While it’s a sort of populist way to determine the “best in the world”—and isn’t that what the Internet’s becoming, giving a voice to the masses via blogs, forums and other new media?—it has also helped foster a certain hysteria. As of this writing, prior to Dark Lord Day 2009, nearly 500 BeerAdvocate users, going back to 2002 when Dark Lord was first made, have posted reviews of the various vintages of the beer released over the years, using florid language—”big malty chocolate cake with hints of toffee, coffee, clove and dark fruits”—to describe its every nuance.

One rather incredulous beneficiary of this kind of rating/reviewing hysteria is Tod Mott, the head brewer at Portsmouth Brewing in Portsmouth, NH, whose Kate the Great Imperial stout has been regularly ranked in the Beer Advocate’s Top 10. His annual Kate the Great release party in February has drawn people from up and down the East Coast and as far away as Illinois for the chance to pay $10 each for a couple of the scant 900 22-ounce bottles (there’s a two-per-person limit) that are produced. Last year’s offering sold out in a mere four hours, probably about as long as a flight from Illinois to New Hampshire. “It’s really funny because [the ratings are] so subjective,” he says. “There are so many incredible beers on the West Coast that I’m totally blown away that we’re ranked number four. This tiny little brewpub in the middle of Portsmouth. We produce 1,200 barrels of beer a year.”

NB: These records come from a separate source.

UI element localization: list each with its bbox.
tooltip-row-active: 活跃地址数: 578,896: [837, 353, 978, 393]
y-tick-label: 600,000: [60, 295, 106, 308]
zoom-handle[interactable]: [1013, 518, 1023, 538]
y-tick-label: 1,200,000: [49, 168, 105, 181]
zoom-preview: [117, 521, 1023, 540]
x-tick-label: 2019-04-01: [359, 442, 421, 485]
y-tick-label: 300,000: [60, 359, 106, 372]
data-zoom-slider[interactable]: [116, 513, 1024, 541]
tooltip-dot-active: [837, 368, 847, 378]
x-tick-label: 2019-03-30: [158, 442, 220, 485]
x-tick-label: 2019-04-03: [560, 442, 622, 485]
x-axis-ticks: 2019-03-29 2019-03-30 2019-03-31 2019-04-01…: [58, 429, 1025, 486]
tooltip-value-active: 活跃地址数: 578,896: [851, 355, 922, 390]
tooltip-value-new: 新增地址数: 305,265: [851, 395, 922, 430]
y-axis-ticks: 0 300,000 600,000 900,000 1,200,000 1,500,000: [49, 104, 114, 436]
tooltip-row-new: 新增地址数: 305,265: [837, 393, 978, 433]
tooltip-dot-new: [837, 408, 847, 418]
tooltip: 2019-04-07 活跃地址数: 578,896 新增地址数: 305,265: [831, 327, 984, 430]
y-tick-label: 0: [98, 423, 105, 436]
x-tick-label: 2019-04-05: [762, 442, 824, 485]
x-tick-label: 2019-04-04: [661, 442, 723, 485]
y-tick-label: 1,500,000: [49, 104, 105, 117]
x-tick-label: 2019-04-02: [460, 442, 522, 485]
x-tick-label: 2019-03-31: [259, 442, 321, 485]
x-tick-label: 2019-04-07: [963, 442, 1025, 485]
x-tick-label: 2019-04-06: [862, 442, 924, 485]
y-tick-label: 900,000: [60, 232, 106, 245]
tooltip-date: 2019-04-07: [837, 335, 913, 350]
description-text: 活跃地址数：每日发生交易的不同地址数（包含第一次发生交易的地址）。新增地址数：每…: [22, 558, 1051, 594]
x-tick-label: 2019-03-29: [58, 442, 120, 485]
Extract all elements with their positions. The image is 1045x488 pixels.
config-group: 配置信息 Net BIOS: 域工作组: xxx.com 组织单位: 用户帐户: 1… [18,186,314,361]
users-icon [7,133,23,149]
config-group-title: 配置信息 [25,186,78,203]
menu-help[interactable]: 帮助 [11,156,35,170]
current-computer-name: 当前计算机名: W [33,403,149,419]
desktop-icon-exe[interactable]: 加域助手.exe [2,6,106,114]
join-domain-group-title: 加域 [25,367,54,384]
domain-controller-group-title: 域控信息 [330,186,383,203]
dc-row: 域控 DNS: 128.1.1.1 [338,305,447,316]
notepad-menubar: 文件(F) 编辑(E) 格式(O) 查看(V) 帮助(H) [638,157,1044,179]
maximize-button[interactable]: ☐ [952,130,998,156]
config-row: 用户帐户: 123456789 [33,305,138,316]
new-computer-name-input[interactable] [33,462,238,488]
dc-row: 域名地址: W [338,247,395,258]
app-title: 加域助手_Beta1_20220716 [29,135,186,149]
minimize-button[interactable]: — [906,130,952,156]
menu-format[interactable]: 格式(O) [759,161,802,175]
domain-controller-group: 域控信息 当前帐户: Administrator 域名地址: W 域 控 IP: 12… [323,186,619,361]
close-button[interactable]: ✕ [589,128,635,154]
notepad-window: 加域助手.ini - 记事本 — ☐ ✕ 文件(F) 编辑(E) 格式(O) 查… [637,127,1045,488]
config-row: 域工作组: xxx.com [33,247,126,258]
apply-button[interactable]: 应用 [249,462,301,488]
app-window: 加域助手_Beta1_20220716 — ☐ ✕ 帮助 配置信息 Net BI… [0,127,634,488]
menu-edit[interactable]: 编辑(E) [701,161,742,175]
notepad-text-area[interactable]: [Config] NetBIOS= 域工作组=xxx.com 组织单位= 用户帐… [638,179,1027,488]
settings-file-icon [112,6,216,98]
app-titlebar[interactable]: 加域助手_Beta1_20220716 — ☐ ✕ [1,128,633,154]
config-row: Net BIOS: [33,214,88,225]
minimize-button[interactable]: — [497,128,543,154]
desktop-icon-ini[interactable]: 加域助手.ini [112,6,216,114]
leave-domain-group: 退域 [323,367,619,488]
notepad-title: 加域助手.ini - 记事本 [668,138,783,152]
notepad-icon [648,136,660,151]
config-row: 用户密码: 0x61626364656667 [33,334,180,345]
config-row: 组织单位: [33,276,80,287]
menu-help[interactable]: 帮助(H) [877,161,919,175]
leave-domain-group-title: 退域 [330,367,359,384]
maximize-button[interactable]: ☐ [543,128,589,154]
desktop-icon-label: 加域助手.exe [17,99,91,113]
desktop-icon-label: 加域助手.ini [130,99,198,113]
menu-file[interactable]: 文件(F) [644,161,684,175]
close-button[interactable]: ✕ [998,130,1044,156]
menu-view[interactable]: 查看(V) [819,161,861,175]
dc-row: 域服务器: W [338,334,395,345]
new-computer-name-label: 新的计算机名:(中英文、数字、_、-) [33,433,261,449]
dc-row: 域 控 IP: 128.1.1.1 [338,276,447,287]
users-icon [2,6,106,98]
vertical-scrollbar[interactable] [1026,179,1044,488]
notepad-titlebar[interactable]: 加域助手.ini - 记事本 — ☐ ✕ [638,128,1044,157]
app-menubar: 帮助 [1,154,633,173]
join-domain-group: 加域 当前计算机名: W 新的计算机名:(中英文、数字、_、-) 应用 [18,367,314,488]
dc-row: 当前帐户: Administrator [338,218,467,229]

But those rankings and the buzz surrounding them do have a lot of power. After all, what serious beer lover/enthusiast/geek wouldn’t want to try—cue symphonic flourish from heaven above—The Greatest Beers In The World? And since most of the beers topping these lists are, no surprise, damn hard to get a hold of because of the small production runs and, therefore, nonexistent national distribution, it just feeds that irrational desire many consumers seem to have for things that are hard to get.

A number of brewers mention these sites specifically when trying to explain the rise of the limited-edition cult beers. “[It’s] all thanks to the Beer Advocate, the goddamn Beer Advocate,” Portsmouth’s Mott grouses jokingly. “It’s ridiculous. I mean, [Kate the Great] is a good beer, but, Christ, there are so many good beers out there.”